Г-н Алымов задумался. Лица его я не видел, но мне казалось, что на этом лице должна была бродить улыбка.

– Все они или почти все были с сильной трещиной. Это тоже меня к ним привязывало, – эта черта русского интеллигентного человека по преимуществу. Вы понимаете, о чем я говорю?

– Не совсем.

– Кто-то, помнится – Гейне, выразил это очень красиво: мир дал трещину, и эта трещина пришлась мне как раз по сердцу…

– Как видно, – засмеялся я, – специально русскую черту выразил немецкий еврей…

Он тоже засмеялся.

– Правда! Ну, мне все-таки кажется, что мы это чувствуем яснее. Трещина эта отделила нас от нашего народа, а при отсутствии у нас разных закрывающих ее исторических сооружений она зияет как-то разительнее. – Француз, немец, англичанин находит себе все-таки много утешений, ну, наконец, они хорошо строят мосты… А у нас нет всех этих украшений. Трещина сочится и беспокоит, а в молодости особенно. Помните, у того же Гейне: «Кто скажет, что у него сердце цельное, – у того дряблое, прозаическое сердчишко…» Ну, вот у них сердца были не дряблые, и они все копошились, как муравьи, чтобы найти путь через трещину к своему народу… Ах, чорт возьми, как я их и теперь люблю за эту черту, хотя она стоила мне очень много… Вы не заснули от моей философии?

 

– Нет, пожалуйста, продолжайте.

– Теперь естественно возникает вопрос, – как быть с трещиной и чем ее заделать… Тогда это казалось близким и возможным. Одни полагали, что он, то есть мужичок, устроит это как-то сам. Он лучше знает. Другие махали рукой – все равно нам, негодяям, пропадать на этом берегу. Третьи, наиболее решительные, прыгали прямо туда, к меньшому брату, но все были согласны, что исцеление именно в меньшом брате… У него все, – у нас одна погибель… Вы были когда-нибудь на Святом озере в Семеновском уезде?

– Не бывал.

– Интересно. Я был. Небольшое такое озерко, глубокое, чистое, как слеза. Кругом холмики, на холмиках деревья, часовенка стоит старенькая – и над всем витает чудная легенда. Народ уверен, что в озере и кругом озера стоит невидимый город, исчезнувший по молитве старцев перед нечестивыми полчищами Батыя. Два раза в году по лесам и тропам из дальних мест, говорят, даже из Вологды и с Урала, пробираются туда сотни людей, «взыскующих града» в буквальнейшем смысле этого слова: чистые сердцем, проведя сутки в посте и жаркой молитве, ложатся на берегу, и на закате солнца начинают для них берега озера зыблиться и колебаться, из глубины слышится звон, а кругом все – и толпа, и холмики, и деревья – все исчезает, и стоит на месте этой призрачной действительности фантастический город Китеж с церквами и монастырями. Я был на озере, видел эту верующую толпу, и среди нее два раза попадались мне фигуры (оба раза это были женщины) с застывшим созерцанием в лица, со счастливыми слезами на глазах! Они – видели, понимаете, видели собственными глазами. Чаще всего, однако, слышал звон и бывал в граде взыскуемом полуслепой и совершенно глухой старец, живший в землянке на самом озере. Он мне все это рассказывал, во всех подробностях.

– Интересно.

– Еще бы! Любопытно, однако, что град этот построен в чисто историческом стиле: тут вот, говорит, монастыри, тут собор, тут ограда, тут боярские и купеческие хоромины стоят, тут мелкому мастеровому люду жилье, а вот там, говорит, подальше, крестьянские избы понастроены. А кресты, говорит, все о восьми концах. Великолепно, не правда ли? – спросил г-н Алымов со своим характерным смехом.

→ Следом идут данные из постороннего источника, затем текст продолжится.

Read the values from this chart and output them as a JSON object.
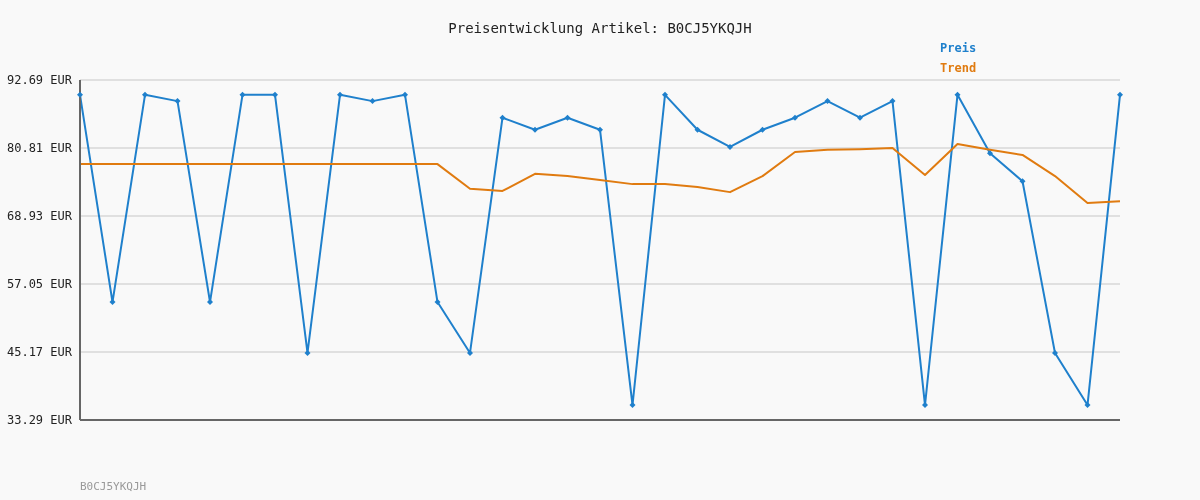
{
  "chart_data": {
    "type": "line",
    "title": "Preisentwicklung Artikel: B0CJ5YKQJH",
    "annotations": [
      "B0CJ5YKQJH"
    ],
    "categories": [
      null,
      null,
      null,
      null,
      null,
      null,
      null,
      null,
      null,
      null,
      null,
      null,
      null,
      null,
      null,
      null,
      null,
      null,
      null,
      null,
      null,
      null,
      null,
      null,
      null,
      null,
      null,
      null,
      null,
      null,
      null,
      null,
      null
    ],
    "series": [
      {
        "name": "Preis",
        "color": "#1f80cc",
        "marker": "diamond",
        "values": [
          90.1,
          53.9,
          90.1,
          89.0,
          53.9,
          90.1,
          90.1,
          45.0,
          90.1,
          89.0,
          90.1,
          53.9,
          45.0,
          86.1,
          84.0,
          86.1,
          84.0,
          35.9,
          90.1,
          84.0,
          81.0,
          84.0,
          86.1,
          89.0,
          86.1,
          89.0,
          35.9,
          90.1,
          79.9,
          75.0,
          45.0,
          35.9,
          90.1
        ]
      },
      {
        "name": "Trend",
        "color": "#e07b10",
        "marker": "none",
        "values": [
          78.0,
          78.0,
          78.0,
          78.0,
          78.0,
          78.0,
          78.0,
          78.0,
          78.0,
          78.0,
          78.0,
          78.0,
          73.7,
          73.3,
          76.3,
          75.9,
          75.2,
          74.5,
          74.5,
          74.0,
          73.1,
          75.9,
          80.1,
          80.5,
          80.6,
          80.8,
          76.1,
          81.5,
          80.5,
          79.6,
          75.9,
          71.2,
          71.5
        ]
      }
    ],
    "ylim": [
      33.29,
      92.69
    ],
    "yticks": [
      {
        "value": 33.29,
        "label": "33.29 EUR"
      },
      {
        "value": 45.17,
        "label": "45.17 EUR"
      },
      {
        "value": 57.05,
        "label": "57.05 EUR"
      },
      {
        "value": 68.93,
        "label": "68.93 EUR"
      },
      {
        "value": 80.81,
        "label": "80.81 EUR"
      },
      {
        "value": 92.69,
        "label": "92.69 EUR"
      }
    ],
    "grid": "y",
    "legend": "top right",
    "tick_labels": "y",
    "line_style": "solid"
  }
}
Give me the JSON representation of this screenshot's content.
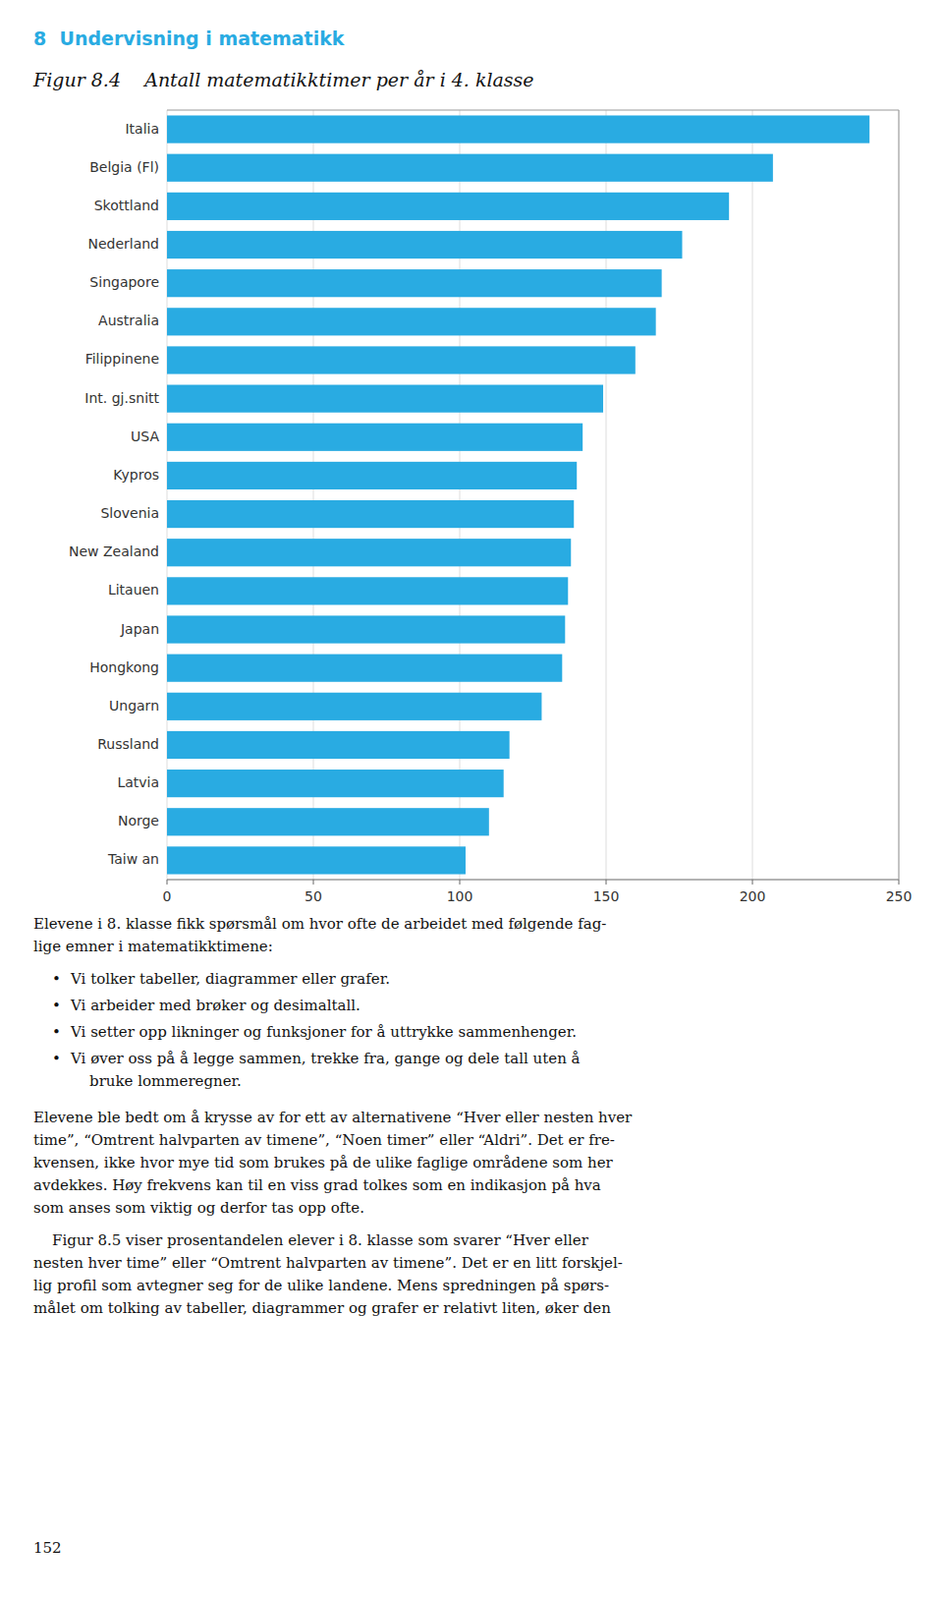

– К чему вы это вспомнили, однако?

– Видите ли, – вот, значит, меньшой брат как себе град взыскуемый представляет?

– Ну, это только тот, кто ходит по святым озерам.

– Ну, там как бы то ни было, а и мои приятели представляли себе будущее в этом роде. Может быть, несколько игнорировали бояр и купцов, а все внимание обращали на избы, – это правда. Но зато в пределах деревни – все точь в точь! В той сияющей перспективе, куда они устремляли свои взоры, виделась именно наша теперешняя деревня: та же улица, только пошире, те же избы, только из хороших бревен, те же крыши, – пожалуй, только тес вместо соломы (эх, и это жалко), ну, и тот же мужик в той же одежде, с той же иконописной бородой и с той же таинственной мудростью. Есть, конечно, и счастливейшие из интеллигентов, но они слились, исчезли, потонули в общей окраске… Правда, среди моих тогдашних приятелей мираж этот уже сильно дрогнул. Знаете, бывает это: день совершенно еще ясен, а уж чувствуется, что на все ровно и незаметно для глаза уже легла какая-то дымка. А там клок тумана уже ясно осел в воздухе – и пошло нестись и меняться. А этот народ удивительно чуток. Право, очень жаль, что эта полоса жизни у нас оставалась как-то не изученной и не отраженной. Мне иногда кажется, что все эти молодые люди были только птицами буревестниками, отмечавшими своими беспокойными движениями глубокие изменения общественных настроений. Теперь вот мы уже понимаем, что все это мираж, что трещина ушла еще очень далеко в будущее, в какую-то неведомую нам страну, в которой не осталось ни одной из наших бытовых форм. Это будущее не получит уже ни одного бревнушка из современной деревни и не увидит ни одной черты из теперешней беспортошной таинственной мудрости. Теперь, когда я вижу пиджак в деревне, я говорю себе: вот шаг к будущему. Не смейтесь, это именно так. Ведь теперь у нас даже в среде великороссийского племени по меньшей мере четыре нации, отличающиеся и по языку, отчасти, и по верованиям, значительно сильнее, и по одежде (совершенно)! Ну, а в будущем, конечно, это исчезает, и в конце трещины стоит незнакомец, всего вероятнее, в немецком пиджаке, которого, впрочем, чорт его побери, я никак не могу себе представить вполне ясно и к которому, грешный человек, никакого христианского чувства не питаю.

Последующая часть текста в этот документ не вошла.